Cinco latinhas estavam cheias de maconha.

quarta-feira, 6 de fevereiro de 2019

A saída do Ditão



Ditão era trabalhador em balancim, vivia de pintar edifícios , tendo por apoio apenas  cordas e uma tábua de madeira. Foi sua coragem que levou lza a apaixonar-se por ele. Via-o assim diariamente, trabalhando  a 30, 40 metros de altura. Ele correspondeu, sentindo-se envaidecido por tal admiração.Em pouco tempo, estavam morando juntos.
O que ele escondeu dela foi que,para exercer tal trabalho, precisava de uma doses de bebida alcoólica, cachaça, de preferência. Sóbrio, jamais subiria em um balancim. Não chegava à embriaguês; bebia tão somente para ter mais coragem.Vício,mesmo,só tinha o do cigarro.
Após alguns anos  juntos, Dilza tornou-se evangélica e o pastor  convenceu-a de que não podia viver em concubinato com Ditão.
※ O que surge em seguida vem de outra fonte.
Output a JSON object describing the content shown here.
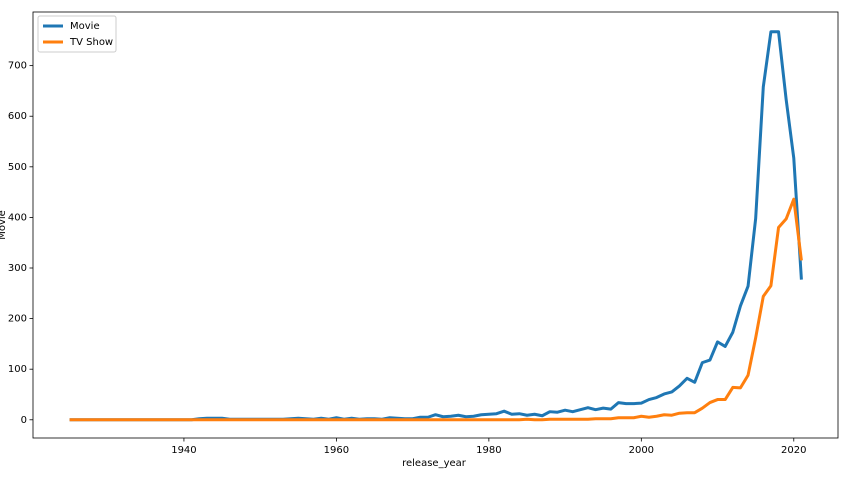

Era pecado.Tinham de  se casar na igreja. Ela, então, procurou a conversão do companheiro. Para isso, é claro, ele deveria parar de beber e de fumar.
Ditão passou a viver o dilema:. se deixasse a bebida, jamais poderia trabalhar.Se confessasse à mulher que precisava beber para poder trabalhar, acabava a admiração dela por ele ( poderia até deixá-lo, temia). Precisava de uma saída alternativa.
Foi  essa a história que contou ao policial que o surpreendeu fumando maconha.
     

sexta-feira, 1 de fevereiro de 2019

Apelidos na balsa


- Bom dia! Tudo é alegria. Baixou o preço da mercadoria!
Durante anos , ao utilizar a balsa de veículos que faz a travessia entre Santos e Guarujá, Márcio ouviu o vendedor de queijadinha repetir o mesmo verso. Por isso, apelidou-o de “ Uma rima”.
Aquele velho que, humildemente, pedia uns trocados e,quando a pessoa não dava, passava a rogar-lhe, em altos brados, as mais terríveis pragas, ele passou a chamar  de “ Ira divina”.
“ Assoador” foi o apelido que deu ao rapaz que, por anos a fio, aproximou-se de seu carro para lhe vender lenços de papel. E por vários outros nomes identificou exóticas personagens que ganhavam a vida comercializando coisas nas plataformas de embarque.
Hoje, por força de uma série de percalços, ele é uma delas. Vende, em copinhos descartáveis, cafezinho tirado de uma garrafa térmica.
Que apelido já teria alguém dado a ele?